Restic copy: How does it work?

Den · December 23, 2020, 1:52pm

Can someone explain to me what API requests happen when copying snapshots from repo A to repo B? Specifically, I’m wondering if any delete/read operations are needed on repo B. Of course, we need to read from repo A in order to copy, but what about repo B?

I ask this because I’m thinking of setting up a system where I use restic copy to copy snapshots to a remote repo stored on Glacier or Coldline (via rclone backend). Both of these backends have early deletion fees, and I think Glacier has low availability–therefore I need to know if any downloads/deletes occur wrt repo B.

Thanks! Also I would like to say thanks to all the restic devs. I’ve used restic for some time now and it has worked perfectly!!! Just looking for new ways to improve my backup system.

MichaelEischer · December 23, 2020, 8:09pm

copy will only add data to a repository but won’t delete anything. It basically works as follows: restic loads the repository index for both the source and target repository. The index is usually stored in the local cache, so as long as the index for the target repository is already cached there’s no need to download it from that repository. Afterwards restic loads all snapshots from both repositories and determines which snapshots are missing in the target repository (snapshots are also cached locally). For these missing snapshots it will read the directory metadata and copy that along with missing file chunks to the target repository.

To access all snapshots and indexes restic also first has to request a list of snapshots and indexes.

How do you intend to restore the repository stored on Glacier? There’s currently no support to easily determine which files would be necessary to restore a certain snapshot. Although there is some experimental PR to help with cold-storage usage.

Den · December 24, 2020, 3:39pm

Thanks for the reply. This is very informative!

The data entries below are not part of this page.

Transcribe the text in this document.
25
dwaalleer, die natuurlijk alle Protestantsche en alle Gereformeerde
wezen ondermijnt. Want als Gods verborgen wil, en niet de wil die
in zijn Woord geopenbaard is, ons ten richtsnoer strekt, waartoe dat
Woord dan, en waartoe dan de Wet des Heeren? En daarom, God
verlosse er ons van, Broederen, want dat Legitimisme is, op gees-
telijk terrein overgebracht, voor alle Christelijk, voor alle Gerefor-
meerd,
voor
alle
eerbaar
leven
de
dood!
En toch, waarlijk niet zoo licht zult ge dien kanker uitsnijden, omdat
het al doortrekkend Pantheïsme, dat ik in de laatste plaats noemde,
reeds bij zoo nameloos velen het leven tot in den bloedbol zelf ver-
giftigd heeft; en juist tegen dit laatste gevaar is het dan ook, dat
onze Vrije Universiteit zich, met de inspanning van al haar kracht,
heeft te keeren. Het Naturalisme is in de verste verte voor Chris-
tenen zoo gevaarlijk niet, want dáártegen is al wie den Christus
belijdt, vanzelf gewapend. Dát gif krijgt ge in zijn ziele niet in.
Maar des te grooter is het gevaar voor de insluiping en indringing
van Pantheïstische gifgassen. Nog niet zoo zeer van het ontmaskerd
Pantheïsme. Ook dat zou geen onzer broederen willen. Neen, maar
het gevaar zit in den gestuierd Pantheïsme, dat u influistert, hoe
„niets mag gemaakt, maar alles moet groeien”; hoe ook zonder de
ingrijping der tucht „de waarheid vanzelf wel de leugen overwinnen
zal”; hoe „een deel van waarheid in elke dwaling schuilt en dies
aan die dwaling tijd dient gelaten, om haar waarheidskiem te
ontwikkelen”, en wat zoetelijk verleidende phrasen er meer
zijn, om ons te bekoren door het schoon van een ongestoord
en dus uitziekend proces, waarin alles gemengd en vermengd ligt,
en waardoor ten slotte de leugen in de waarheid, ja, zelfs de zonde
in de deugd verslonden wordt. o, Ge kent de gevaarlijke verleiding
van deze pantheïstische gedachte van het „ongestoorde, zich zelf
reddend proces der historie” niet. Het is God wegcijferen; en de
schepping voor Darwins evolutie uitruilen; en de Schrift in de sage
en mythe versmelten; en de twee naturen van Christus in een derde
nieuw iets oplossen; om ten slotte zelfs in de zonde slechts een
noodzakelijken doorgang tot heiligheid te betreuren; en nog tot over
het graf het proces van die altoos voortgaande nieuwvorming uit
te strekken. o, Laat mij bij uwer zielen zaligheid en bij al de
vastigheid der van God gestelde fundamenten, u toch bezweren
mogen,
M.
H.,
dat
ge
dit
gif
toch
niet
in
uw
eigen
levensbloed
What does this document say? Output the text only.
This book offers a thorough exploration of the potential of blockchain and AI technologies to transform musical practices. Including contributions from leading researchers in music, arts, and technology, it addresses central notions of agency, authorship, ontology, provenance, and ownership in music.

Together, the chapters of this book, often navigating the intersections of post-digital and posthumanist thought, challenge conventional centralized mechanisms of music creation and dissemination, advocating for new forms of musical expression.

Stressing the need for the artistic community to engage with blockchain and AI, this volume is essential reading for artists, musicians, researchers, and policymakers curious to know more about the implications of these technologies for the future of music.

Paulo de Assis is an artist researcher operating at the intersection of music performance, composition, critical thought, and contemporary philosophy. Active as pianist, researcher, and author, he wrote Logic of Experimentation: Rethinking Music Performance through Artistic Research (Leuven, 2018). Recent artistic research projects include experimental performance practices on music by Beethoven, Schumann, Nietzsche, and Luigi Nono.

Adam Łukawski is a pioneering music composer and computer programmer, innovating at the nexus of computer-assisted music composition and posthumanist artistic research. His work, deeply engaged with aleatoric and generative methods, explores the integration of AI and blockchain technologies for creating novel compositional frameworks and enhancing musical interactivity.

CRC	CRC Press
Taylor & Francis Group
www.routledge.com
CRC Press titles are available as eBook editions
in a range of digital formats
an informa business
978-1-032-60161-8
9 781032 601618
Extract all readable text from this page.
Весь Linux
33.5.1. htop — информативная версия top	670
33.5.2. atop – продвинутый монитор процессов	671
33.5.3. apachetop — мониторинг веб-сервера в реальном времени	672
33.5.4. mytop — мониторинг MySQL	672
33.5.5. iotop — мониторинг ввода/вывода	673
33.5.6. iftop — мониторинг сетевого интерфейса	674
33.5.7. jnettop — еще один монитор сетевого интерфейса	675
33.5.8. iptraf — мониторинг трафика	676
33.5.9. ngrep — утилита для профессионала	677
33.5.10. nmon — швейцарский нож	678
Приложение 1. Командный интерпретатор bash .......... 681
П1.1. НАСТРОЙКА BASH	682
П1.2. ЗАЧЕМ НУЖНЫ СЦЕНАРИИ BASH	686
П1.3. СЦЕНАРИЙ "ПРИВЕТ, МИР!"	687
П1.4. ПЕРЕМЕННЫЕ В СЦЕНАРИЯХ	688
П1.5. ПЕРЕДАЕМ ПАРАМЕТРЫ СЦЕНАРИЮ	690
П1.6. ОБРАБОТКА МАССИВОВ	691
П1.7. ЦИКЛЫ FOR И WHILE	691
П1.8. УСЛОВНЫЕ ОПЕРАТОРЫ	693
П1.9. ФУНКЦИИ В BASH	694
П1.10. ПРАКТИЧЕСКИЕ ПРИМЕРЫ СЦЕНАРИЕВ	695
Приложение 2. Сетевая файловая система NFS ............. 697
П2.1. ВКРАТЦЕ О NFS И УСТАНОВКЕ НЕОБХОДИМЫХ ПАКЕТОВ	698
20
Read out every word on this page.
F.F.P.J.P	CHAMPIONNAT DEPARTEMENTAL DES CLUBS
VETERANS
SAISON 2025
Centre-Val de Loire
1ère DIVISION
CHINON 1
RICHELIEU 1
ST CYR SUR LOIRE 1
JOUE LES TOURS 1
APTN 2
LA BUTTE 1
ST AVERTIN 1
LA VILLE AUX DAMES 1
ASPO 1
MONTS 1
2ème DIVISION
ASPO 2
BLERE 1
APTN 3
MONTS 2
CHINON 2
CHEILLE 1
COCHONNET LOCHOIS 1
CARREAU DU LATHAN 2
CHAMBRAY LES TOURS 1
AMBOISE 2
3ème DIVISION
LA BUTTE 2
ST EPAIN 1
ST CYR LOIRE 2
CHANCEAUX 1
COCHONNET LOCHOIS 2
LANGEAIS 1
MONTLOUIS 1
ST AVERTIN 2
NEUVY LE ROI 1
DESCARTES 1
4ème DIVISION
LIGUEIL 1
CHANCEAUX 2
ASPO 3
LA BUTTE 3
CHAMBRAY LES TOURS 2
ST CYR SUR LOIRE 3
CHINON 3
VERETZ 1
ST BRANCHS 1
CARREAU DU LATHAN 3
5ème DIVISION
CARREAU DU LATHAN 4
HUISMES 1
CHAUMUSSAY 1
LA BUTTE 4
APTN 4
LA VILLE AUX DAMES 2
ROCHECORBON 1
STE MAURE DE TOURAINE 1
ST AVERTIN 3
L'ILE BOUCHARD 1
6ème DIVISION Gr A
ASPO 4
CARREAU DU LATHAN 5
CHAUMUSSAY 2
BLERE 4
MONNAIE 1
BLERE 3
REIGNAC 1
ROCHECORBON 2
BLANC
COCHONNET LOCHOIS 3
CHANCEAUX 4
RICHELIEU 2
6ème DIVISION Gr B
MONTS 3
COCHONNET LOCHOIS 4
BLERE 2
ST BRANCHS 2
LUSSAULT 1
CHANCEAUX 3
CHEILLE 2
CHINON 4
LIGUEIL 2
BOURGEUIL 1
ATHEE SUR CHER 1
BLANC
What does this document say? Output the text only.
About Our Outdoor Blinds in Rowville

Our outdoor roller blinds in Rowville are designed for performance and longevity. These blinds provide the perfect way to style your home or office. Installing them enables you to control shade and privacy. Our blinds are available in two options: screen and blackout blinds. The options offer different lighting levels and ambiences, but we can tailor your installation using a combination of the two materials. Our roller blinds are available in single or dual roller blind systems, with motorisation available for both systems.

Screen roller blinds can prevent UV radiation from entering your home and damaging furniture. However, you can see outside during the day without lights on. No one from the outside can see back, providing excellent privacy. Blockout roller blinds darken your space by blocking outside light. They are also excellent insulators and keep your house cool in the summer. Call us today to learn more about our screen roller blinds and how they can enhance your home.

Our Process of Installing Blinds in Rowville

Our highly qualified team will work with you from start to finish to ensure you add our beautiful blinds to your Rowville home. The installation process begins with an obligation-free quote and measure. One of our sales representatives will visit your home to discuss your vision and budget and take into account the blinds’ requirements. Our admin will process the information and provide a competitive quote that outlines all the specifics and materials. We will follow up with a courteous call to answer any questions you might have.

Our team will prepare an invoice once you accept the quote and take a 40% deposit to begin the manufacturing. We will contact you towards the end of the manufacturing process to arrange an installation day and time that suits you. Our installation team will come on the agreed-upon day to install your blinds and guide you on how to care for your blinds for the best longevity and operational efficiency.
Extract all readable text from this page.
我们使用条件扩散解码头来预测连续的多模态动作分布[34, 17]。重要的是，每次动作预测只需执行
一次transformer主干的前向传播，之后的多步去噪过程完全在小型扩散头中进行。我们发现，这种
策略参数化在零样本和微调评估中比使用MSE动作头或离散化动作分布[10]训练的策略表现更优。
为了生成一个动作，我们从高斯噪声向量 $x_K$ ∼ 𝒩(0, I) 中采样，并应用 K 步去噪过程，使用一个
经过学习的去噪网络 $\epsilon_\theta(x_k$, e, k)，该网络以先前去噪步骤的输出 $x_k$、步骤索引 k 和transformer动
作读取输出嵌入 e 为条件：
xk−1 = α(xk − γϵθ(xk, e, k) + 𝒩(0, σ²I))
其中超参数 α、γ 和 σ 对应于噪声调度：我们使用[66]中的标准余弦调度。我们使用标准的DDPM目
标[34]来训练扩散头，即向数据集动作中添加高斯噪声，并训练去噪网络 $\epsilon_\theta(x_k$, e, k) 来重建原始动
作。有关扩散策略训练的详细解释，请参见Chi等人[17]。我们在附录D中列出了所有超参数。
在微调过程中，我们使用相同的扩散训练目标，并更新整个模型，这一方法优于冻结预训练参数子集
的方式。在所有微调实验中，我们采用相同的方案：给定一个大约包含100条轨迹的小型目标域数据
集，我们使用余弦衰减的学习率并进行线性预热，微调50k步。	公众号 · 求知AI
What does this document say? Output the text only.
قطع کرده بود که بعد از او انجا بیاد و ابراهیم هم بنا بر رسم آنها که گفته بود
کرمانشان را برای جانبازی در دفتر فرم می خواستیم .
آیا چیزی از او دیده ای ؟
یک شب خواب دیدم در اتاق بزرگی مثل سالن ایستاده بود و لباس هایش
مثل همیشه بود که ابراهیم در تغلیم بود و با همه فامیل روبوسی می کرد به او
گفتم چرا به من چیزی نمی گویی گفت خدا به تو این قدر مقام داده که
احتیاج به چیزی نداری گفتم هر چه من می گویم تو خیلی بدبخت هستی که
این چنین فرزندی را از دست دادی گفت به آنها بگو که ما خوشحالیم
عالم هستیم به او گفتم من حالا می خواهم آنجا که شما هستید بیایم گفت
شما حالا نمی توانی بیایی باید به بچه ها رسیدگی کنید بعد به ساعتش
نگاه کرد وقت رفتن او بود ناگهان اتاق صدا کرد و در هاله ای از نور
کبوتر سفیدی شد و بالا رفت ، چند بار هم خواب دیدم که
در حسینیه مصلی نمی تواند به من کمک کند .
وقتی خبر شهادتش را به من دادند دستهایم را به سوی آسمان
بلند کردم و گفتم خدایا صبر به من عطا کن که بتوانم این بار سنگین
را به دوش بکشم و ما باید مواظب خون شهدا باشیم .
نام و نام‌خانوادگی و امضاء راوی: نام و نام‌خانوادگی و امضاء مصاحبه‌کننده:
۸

My original intention was to use Glacier as a final disaster scenario. If all my other backups fail, I will pay the price to download all my data to S3 and restore from there. However, it seems my solution does not work because running restic prune and restic check will be difficult. Perhaps it’s fine for me to never prune or check as this is just a final disaster scenario. Or as an alternative I can run check on the local repo A before running copy to repo B–but I don’t think this is the same thing as there can be corruption in repo B that is not caught.

Can you share the links to the PRs that will help with cold-storage? Also, if you have any other suggestions for another backup location, I would love to hear it. I currently use B2 but looking for another cheap vendor to have another backup. Thanks.

cdhowie · December 24, 2020, 3:52pm

Consider using Backblaze B2 instead. Compared to the S3 Glacier tier, B2 only costs $0.001 more per GB-month, but costs only $0.01 per GB egress (compared to AWS standard $0.09 per GB egress, plus Glacier restore fees).

S3 Glacier Deep Archive is $0.00099 per GB-month, which is about 1/5 the cost of B2 for storage, but egress fees are still high.

I put together an analysis of the cost here, and it depends how often you need to restore which will be cheaper – but the huge caveat to S3 Glacier/GDA tiers (as you point out) is that you can’t do regular repository maintenance operations.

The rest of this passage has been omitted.